In case anyone else come across such issue here is how I was able to resolve it.

After doing lots of testing and researching I was able to tweak 2 things to over come this problem.

  1. Increase the default LS batch size i.e 125, up to a number you think your LS nodes will keep up with it, something like 2000-3000.

  2. increase the number of pipeline workers. Again, increase the number based on system specs.

  3. you may also need to tweak the Kafka input plugin timeout values to make sure data has enough time to make it through all the way to ES before Kakfa session times out.

changing the above has resulted in:

  • no Kafka/LS errors in the logs
  • ES keeping up with data fast and in a uniformed pace.
  • steady stream of in/out data on the LS nodes.

Please note that you need to keep an eye on your JVM heap and your CPU utilization, as you may need to change that to achieve the desired results using the above approach.

Thank you for sharing your experience. It will hopefully provide answers for others in the future. I'm glad you got things to work. I feel that a few points should be made, though.

While I'm glad that this change worked for you, it is not recommended in every situation. As a matter of fact, it can be a very bad idea in many situations. Please test your situation individually before just accepting someone else's use case. See here and here for our authoritative (but not exhaustive) recommendations for approaching those settings.

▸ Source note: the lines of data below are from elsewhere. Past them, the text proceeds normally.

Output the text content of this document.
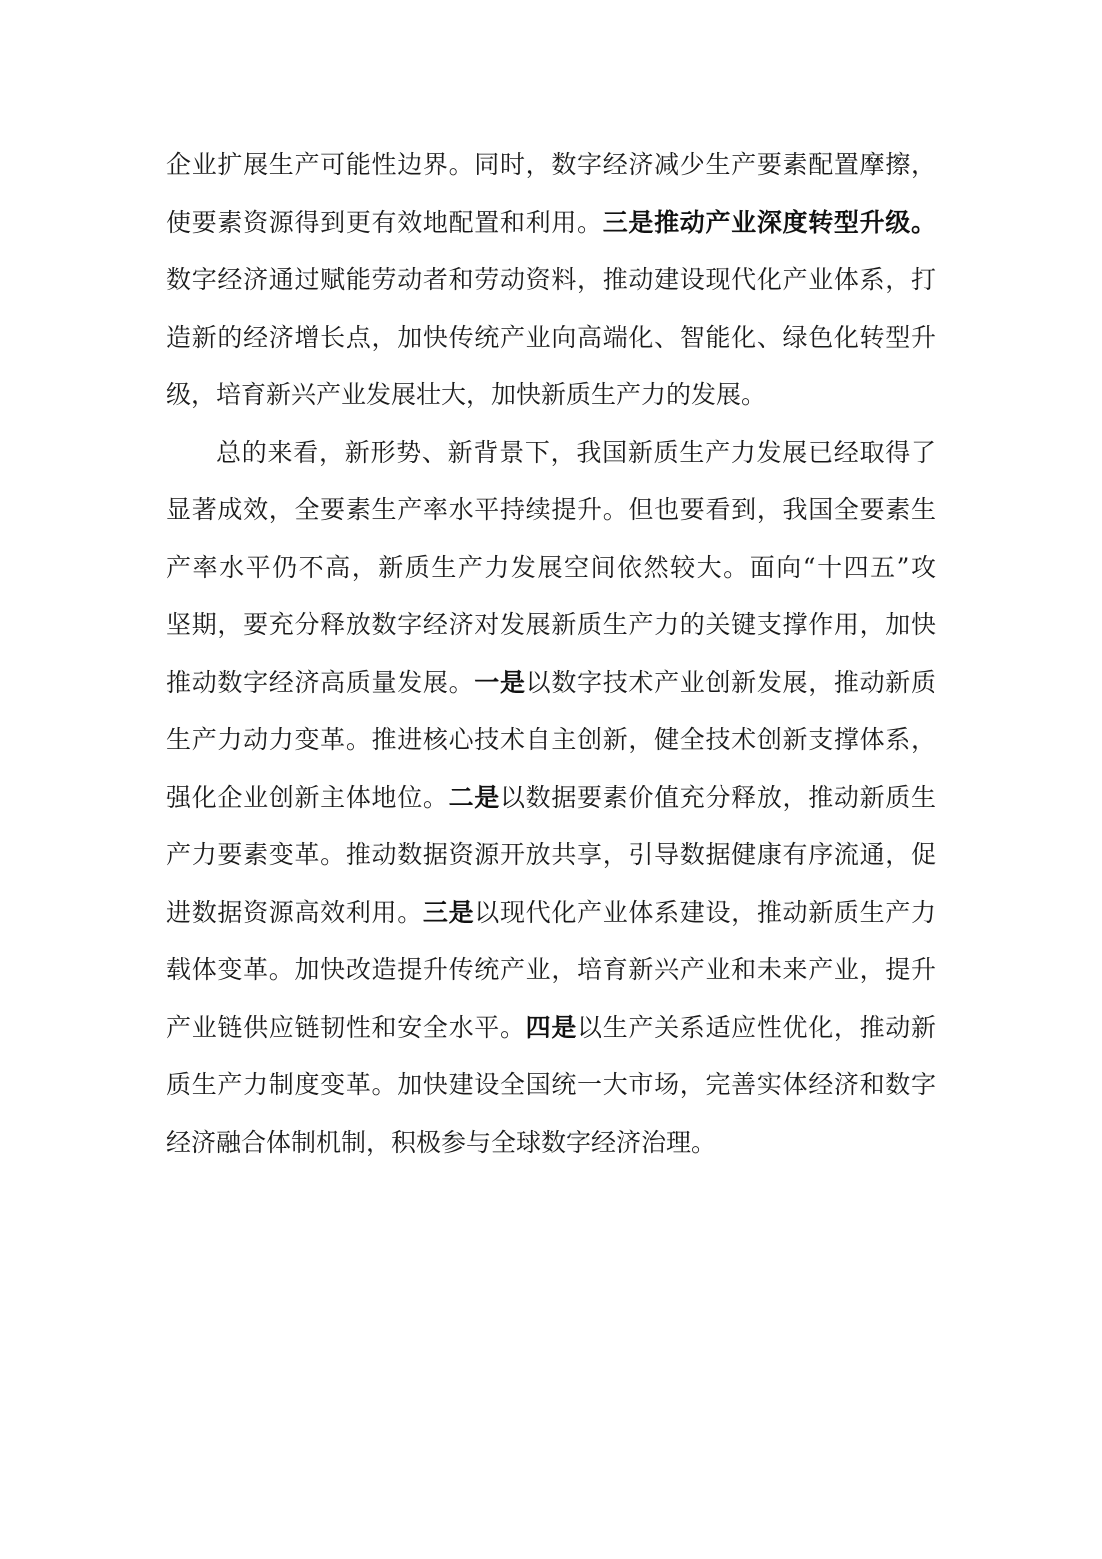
企业扩展生产可能性边界。同时，数字经济减少生产要素配置摩擦，
使要素资源得到更有效地配置和利用。三是推动产业深度转型升级。
数字经济通过赋能劳动者和劳动资料，推动建设现代化产业体系，打
造新的经济增长点，加快传统产业向高端化、智能化、绿色化转型升
级，培育新兴产业发展壮大，加快新质生产力的发展。
总的来看，新形势、新背景下，我国新质生产力发展已经取得了
显著成效，全要素生产率水平持续提升。但也要看到，我国全要素生
产率水平仍不高，新质生产力发展空间依然较大。面向“十四五”攻
坚期，要充分释放数字经济对发展新质生产力的关键支撑作用，加快
推动数字经济高质量发展。一是以数字技术产业创新发展，推动新质
生产力动力变革。推进核心技术自主创新，健全技术创新支撑体系，
强化企业创新主体地位。二是以数据要素价值充分释放，推动新质生
产力要素变革。推动数据资源开放共享，引导数据健康有序流通，促
进数据资源高效利用。三是以现代化产业体系建设，推动新质生产力
载体变革。加快改造提升传统产业，培育新兴产业和未来产业，提升
产业链供应链韧性和安全水平。四是以生产关系适应性优化，推动新
质生产力制度变革。加快建设全国统一大市场，完善实体经济和数字
经济融合体制机制，积极参与全球数字经济治理。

The default is usually to match the number of cores reported by your system. If on a VM, this number may need to be manually tweaked. The default is usually acceptable if on bare metal.

Hi @theuntergeek,

I appreciate your response and the info you have provided/referenced, that should be very helpful for us in judging performance based on the changes.

Once we have done the changes we took in consideration our LS and data nodes CPU utilization and JVM heap as 2 main points of judging whether this change is good or bad.
Looking at CPU and I still see low utilization 20% or less per LS nodes, but heap is hitting close to 50% which we can increase as we have very low space allocated for now, for testing purposes.

Also, I would like to mention that we have been debugging for the past few days/weeks and there was no way we can catch up with data coming from Kafka with defaults and 2 LS nodes; If we plan to have ES as our output destination. We were always hours behind, very big lag, but if we are only using local file system on LS as our output then maybe we can survive with the default settings on LS.

Please don't mistake my meaning. You have done the right thing for your use case-for your Kafka broker, particularly. It's just that that is not the best solution for all "Logstash is backed up/not catching up" scenarios. I just want future readers of this thread to understand that.

Of course, you are right! Not all scenarios are the same.
I was just making sure to point out that we have looked at certain things to make sure we are not abusing the settings nor the resources we have.

For others to understand the summary of this problem, based on the debugging we did and Kafka being present in our solution we had to go with this approach for many reasons. Each other scenario may require looking at and debugging different parts of the cluster and use different solutions/settings, even if you see similar symptoms.

We are only experimenting right now, even if some think it's production. We have some old, fairly large, physical servers for testing, lots of CPU and RAM on my 2 logstash nodes, so I put ES Ingest nodes on each LS node. That seems to really offload my data nodes for ingest processing.

4 data/master nodes, 2 LS/ES Ingest, 1 Kibana/ES Coordinating node.

This topic was automatically closed 28 days after the last reply. New replies are no longer allowed.